Due gli imperativi. Il primo è che i fattori Esg entrino stabilmente nella valutazione e gestione degli investimenti, per meglio prevedere, gestire e auspicabilmente prevenire rischi di lungo periodo. «Mettere la sostenibilità al cuore del sistema finanziario», com’è scritto nel rapporto, significa che l’esame di questi fattori è parte del dovere fiduciario di chi gestisce gli investimenti. E che tutti gli attori del mercato devono regolarsi di conseguenza. Il secondo imperativo è che il settore finanziario faccia di più per contribuire a una crescita sostenibile e inclusiva e accelerare la transizione ecologica del modello economico, «spostando l’attuale allocazione di risorse da un percorso insostenibile a uno sostenibile». Fra le principali proposte figurano ad esempio un’etichetta europea per i green bond (le obbligazioni che finanziano progetti di sostenibilità ambientale), una classificazione condivisa per gli asset sostenibili, un test di sostenibilità per ogni futura regolamentazione finanziaria europea.
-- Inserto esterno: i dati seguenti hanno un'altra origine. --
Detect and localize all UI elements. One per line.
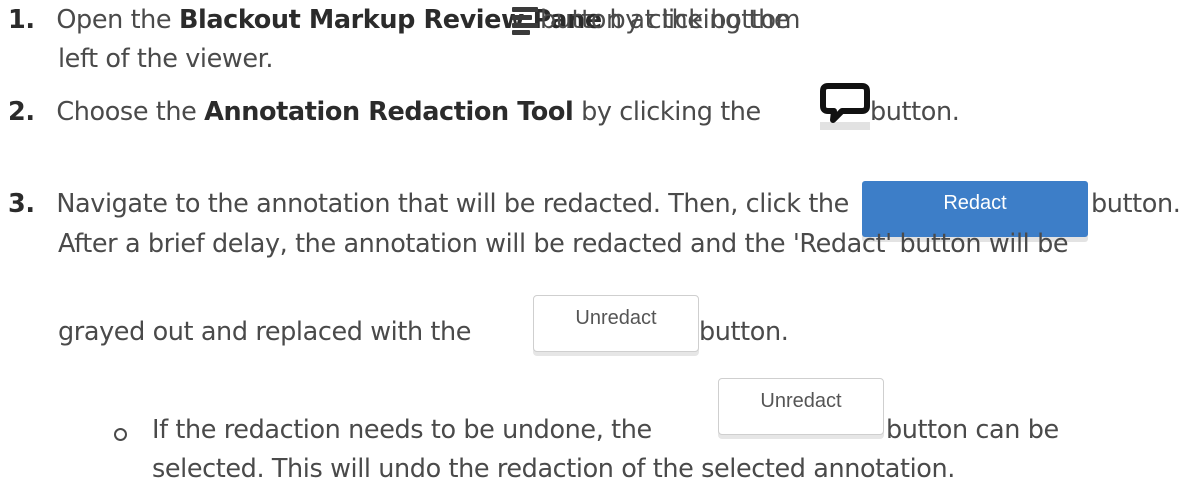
unredact-button-secondary[interactable]: Unredact <box>718 378 884 435</box>
step-text: Navigate to the annotation that will be … <box>56 189 849 219</box>
substep-line-2: selected. This will undo the redaction o… <box>152 454 955 484</box>
step-3-line-1-end: button. <box>1091 189 1181 219</box>
bullet-icon <box>114 428 127 441</box>
step-number: 2. <box>8 97 35 127</box>
pane-name: Blackout Markup Review Pane <box>178 5 602 35</box>
step-text: button. <box>1091 189 1181 219</box>
tool-name: Annotation Redaction Tool <box>204 97 574 127</box>
step-text: Open the <box>56 5 179 35</box>
step-number: 1. <box>8 5 35 35</box>
step-2-line-1: 2. Choose the Annotation Redaction Tool … <box>8 97 761 127</box>
step-1-line-2: left of the viewer. <box>58 44 274 74</box>
step-3-line-3: grayed out and replaced with the <box>58 317 472 347</box>
step-3-line-1: 3. Navigate to the annotation that will … <box>8 189 849 219</box>
step-3-line-3-end: button. <box>699 317 789 347</box>
step-number: 3. <box>8 189 35 219</box>
step-text: button. <box>870 97 960 127</box>
review-pane-icon <box>512 7 538 35</box>
step-2-line-1-end: button. <box>870 97 960 127</box>
substep-line-1: If the redaction needs to be undone, the <box>152 415 652 445</box>
step-text: Choose the <box>56 97 205 127</box>
step-text: button at the bottom <box>540 5 801 35</box>
step-1-line-1-end: button at the bottom <box>540 5 801 35</box>
step-text: by clicking the <box>573 97 761 127</box>
unredact-button[interactable]: Unredact <box>533 295 699 352</box>
substep-line-1-end: button can be <box>886 415 1059 445</box>
step-3-line-2: After a brief delay, the annotation will… <box>58 229 1069 259</box>
speech-bubble-icon <box>820 82 870 130</box>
Anche la creazione di un’organizzazione europea che agevoli il finanziamento di progetti infrastrutturali sostenibili e la classificazione delle imprese basata sugli obiettivi di sviluppo sostenibile dell’Onu.Il report ha messo nero su bianco buona parte dei desiderata che tanti operatori di finanza sostenibile hanno espresso negli anni.

«È un’importantissima opportunità – dichiara Pietro Negri, presidente del Forum per la finanza sostenibile e Csr manager in Ania –, da cogliere con entusiasmo e fiducia per costruire insieme un futuro sostenibile per l’Europa. Ed è un esempio incredibile di partecipazione diretta degli stakeholder all’elaborazione strategica e normativa». Per Sara Lovisolo, Sustainability manager del London Stock Exchange Group (di cui fa parte Borsa Italiana), «è un chiaro segnale di come l’Ue abbia colto che una transizione industriale è in atto. E che i mercati hanno un ruolo chiave nell’amplificarne le opportunità e mitigarne i rischi». Sulla stessa linea anche Alessandra Viscovi, responsabile area Education in Altis-Cattolica, dove a ottobre partirà il primo Master in finanza sostenibile in Italia: «Quando Altis nacque nel 2005 – dice – molti si domandavano se la sostenibilità sarebbe stata solo una moda. Ora non c’è più dubbio: l’integrazione di istanze sociali e ambientali impone la necessità di un cambio nella cultura d’impresa».